1. Don’t buy on credit. Could you live without a credit card? Most people in France do. They pay with a debit card, check or cash. If they want something they can’t afford right away, like a car, a new kitchen appliance or some household repairs, they head to their bank to get a consumer line of credit . . . with fixed interest rates . . . if their bank thinks they can afford it. I’m sure you can appreciate the savings involved with carrying smaller debt and less astronomical interest rates.
2. Live with your parents a little longer. The French do not consider it strange at all for young people to live with their parents into their late twenties or early thirties. Imagine if you’d lived with their parents during your first few working years. Ok, some of you out there are nor hyperventilating at this thought, but keep an open mind! It could mean the difference between starting out in debt and starting out with a sizeable nest egg.
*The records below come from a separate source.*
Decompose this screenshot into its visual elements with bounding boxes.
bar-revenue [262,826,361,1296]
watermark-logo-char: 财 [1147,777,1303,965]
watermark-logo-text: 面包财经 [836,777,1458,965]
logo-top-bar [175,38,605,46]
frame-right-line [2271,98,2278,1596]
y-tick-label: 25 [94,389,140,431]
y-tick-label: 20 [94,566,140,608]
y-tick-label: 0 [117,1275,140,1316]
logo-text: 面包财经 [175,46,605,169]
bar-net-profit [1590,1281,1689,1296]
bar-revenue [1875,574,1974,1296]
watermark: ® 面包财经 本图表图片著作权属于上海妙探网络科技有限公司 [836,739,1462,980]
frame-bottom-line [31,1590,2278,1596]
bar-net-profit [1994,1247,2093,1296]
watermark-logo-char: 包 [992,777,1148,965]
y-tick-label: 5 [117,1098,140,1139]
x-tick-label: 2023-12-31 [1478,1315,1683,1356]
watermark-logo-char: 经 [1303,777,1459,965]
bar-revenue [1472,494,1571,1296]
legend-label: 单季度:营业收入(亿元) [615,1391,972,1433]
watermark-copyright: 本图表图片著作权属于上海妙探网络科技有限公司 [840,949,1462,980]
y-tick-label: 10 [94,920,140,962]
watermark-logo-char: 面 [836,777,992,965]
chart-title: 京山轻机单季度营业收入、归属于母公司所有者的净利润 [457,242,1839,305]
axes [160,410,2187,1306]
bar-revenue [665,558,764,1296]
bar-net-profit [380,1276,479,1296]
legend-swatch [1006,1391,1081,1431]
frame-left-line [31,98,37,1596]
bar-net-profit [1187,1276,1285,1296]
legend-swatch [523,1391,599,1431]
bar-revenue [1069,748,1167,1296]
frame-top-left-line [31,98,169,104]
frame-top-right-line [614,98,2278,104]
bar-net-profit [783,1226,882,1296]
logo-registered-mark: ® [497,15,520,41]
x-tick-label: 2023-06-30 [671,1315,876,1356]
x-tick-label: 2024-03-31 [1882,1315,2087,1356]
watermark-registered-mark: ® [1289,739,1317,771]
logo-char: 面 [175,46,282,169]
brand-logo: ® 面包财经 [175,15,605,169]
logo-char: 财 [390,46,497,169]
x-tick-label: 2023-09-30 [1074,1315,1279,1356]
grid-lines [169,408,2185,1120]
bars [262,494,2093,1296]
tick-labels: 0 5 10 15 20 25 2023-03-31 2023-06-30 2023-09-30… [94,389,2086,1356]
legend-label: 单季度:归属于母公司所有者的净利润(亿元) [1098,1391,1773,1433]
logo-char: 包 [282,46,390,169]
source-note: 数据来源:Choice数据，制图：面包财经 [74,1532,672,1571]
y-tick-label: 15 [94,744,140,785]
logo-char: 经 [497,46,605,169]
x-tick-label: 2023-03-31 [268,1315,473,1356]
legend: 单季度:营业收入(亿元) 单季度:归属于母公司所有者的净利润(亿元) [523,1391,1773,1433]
3. Live in a small space with less storage. Have you ever wondered how it would affect your spending if you didn’t have room for any more stuff—no garage, no walk-in closet, no closet at all? And don’t forget the effect on your heating bills if suddenly your living space were cut in half.
4. Walk! Many people in France live close to shops and services they use. Even those who drive into town to work are likely to park the car in one place and then walk around to run their errands after work. Walking can save you money on gas as well as on health care since it can cut back on stress and obesity.
5. Drive a tiny car. Picture yourself in a car the size of a Ford Fiesta–the typical size of cars in France. Smaller cars are often less expensive to purchase and can save you money on insurance, car registration and gas later on. Driving one of these little guys, you may not feel like spending your life in your car, but really, who wants to spend life in a car anyhow?
6. Don’t be afraid to wear your clothes more than once in a row. That’s right, wearing clothes two or three days in a row to work or to social occasions is completely acceptable in France. Not needing to have a separate outfit for each day of the week means you can get by with fewer clothes. Not washing clothes each and every time you wear them means they will last longer as well. (Yes, it’s ok, even encouraged to change your underwear on a daily basis!)
7. When you buy something new, plan on keeping it for a long time. Craigslist exists in France, but is nowhere near as robust as in the Unites States. You simply will not find large numbers of people in France buying expensive new items only to sell them for half price or less a few years later. Imagine if you intended to keep everything you bought for a decade . . . Would you be more selective about what you purchased?
Some of you who have tried out a few of these frugal strategies in the US may have some experience with cultural pressures to the contrary. I personally enjoy reminding myself (and sometimes my critics) that very civilized and sophisticated people in France do these things all the time!
How do you cope with being an outsider in consumer country? Do you have any family or cultural traditions to draw on that remind you that you are not alone?